Friday, November 3, 2017: 3:15 PM-4:45 PM
New Orleans (Hyatt Regency Chicago)

*Names in bold indicate Presenter

Panel Organizers:  Tian Tang, Florida State University
Panel Chairs:  Anthony Liu, Indiana University
Discussants:  Hongtao Yi, The Ohio State University

Reforming China’s Power Generation Dispatch Rule: Why Is Merging Provincial Dispatch Zones Inherently Challenging Yet Absolutely Necessary?
Zichao Yu1, Mun Sing Ho2 and Zhongmin Wang2, (1)Indiana University, (2)Resources for the Future

Environmental and energy issues oftentimes have local and transboundary impacts, requiring involvement of various governing bodies at different levels. Horizontally, the adoption and stringency of environmental and energy policies in one jurisdiction can affect the behaviors of residents and firms in neighboring jurisdictions, which can lead to policy spillovers. Vertically, the interactions between central and local governments influence the policy making process at each regulatory level. Previous studies conceptually recognize that such horizontal and vertical interactions occur simultaneously. Unpacking how these interactions operate and influence each other with empirical evidence will further enhance our understanding of complex, multilevel governance in the environmental and energy policy process.

This panel explores both the horizontal and vertical aspects of multilevel governance in two major carbon emitters with very distinct regime types: China and US. The first two papers investigate how horizontal interaction between electricity markets can be managed by a third party to add a certain degree of centralization at the regional level.
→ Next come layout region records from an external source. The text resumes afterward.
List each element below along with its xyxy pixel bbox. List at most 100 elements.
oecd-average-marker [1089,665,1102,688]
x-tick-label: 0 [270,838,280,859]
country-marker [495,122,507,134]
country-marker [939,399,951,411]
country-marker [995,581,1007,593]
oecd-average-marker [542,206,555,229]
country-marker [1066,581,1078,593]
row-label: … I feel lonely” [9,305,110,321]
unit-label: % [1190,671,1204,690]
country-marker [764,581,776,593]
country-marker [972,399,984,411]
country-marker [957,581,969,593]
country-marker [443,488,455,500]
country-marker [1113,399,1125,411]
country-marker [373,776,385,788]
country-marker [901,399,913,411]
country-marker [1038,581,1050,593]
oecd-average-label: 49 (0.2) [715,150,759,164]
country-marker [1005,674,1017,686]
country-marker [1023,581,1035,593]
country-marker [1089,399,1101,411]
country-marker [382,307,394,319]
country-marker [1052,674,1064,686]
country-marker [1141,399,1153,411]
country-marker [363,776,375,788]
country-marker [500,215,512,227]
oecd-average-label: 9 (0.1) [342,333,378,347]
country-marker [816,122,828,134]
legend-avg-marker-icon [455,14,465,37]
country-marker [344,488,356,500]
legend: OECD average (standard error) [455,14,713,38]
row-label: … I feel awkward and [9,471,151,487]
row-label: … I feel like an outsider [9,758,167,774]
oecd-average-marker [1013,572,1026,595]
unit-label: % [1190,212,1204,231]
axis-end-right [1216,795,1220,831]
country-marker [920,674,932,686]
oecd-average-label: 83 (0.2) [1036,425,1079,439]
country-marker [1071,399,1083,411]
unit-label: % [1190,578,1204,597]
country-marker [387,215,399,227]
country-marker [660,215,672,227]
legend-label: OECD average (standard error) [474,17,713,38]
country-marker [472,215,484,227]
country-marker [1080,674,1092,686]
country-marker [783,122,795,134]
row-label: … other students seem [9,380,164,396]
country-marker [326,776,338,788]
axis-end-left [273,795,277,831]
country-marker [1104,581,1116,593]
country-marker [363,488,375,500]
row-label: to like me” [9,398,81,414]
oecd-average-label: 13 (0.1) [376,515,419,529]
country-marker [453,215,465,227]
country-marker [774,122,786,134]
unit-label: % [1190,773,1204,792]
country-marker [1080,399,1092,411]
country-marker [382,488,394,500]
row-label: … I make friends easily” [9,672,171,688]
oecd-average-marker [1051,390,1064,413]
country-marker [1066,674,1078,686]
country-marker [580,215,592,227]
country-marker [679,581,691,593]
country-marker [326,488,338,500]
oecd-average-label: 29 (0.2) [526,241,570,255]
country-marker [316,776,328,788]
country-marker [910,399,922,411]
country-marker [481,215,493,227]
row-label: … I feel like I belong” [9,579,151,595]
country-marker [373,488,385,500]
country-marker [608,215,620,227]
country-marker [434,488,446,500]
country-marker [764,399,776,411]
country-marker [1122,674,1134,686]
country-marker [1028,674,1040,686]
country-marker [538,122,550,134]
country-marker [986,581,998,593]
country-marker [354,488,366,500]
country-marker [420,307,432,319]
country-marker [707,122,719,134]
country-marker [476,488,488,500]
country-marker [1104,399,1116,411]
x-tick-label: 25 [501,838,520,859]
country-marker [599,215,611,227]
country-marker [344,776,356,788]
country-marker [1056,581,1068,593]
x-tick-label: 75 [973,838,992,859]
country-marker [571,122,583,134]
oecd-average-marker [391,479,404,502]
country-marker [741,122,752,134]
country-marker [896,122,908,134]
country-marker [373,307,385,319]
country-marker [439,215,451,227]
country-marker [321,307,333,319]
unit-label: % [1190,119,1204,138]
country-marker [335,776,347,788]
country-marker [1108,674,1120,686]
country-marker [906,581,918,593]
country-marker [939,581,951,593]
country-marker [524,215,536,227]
Using panel data and spatially weighted policy measures, the first paper examines cross-state trade of renewable energy certificates and regional integration via ISO/RTO channels for their impact on state level renewable energy policy change in the US. The second paper assesses the current limitations of China’s provincially fragmented electricity market and suggests ways to improve the decentralized power market operation by adopting regionally coordinated power markets. This piece employs process tracing and comparative case studies of three experimental regional markets in China. The third and fourth papers evaluate vertical interactions in environmental and energy policies from different perspectives. The third paper studies how central-local governments influence the horizontal interaction within and between local governments by looking at environmental information disclosure and air pollution policy of Chinese local governments. This paper considers both between-actor and between-policy interactions in China. The last paper also focuses on the vertical interaction from both the bottom-up and top-down perspectives by investigating impacts of consumer pressure, networks, utility structure, and state policies on smart meter adoption in the US. This piece exploits sub-state variation in smart meter deployment to focus on the impact of consumer pressure within and across utility and state policies for smart meter deployment.

All four papers in this panel attempt to unpack and map vertical and horizontal interactions for environmental and energy policies that operate under multilevel governance. This panel includes multiple methods for measuring and addressing various vertical and horizontal interactions common to environmental and energy governance. Furthermore, by looking at two countries with distinctive regime types, the findings from these papers shed light on multilevel governance in different political structures, which is informative for policymakers and advisers in emerging and developed countries and international organizations.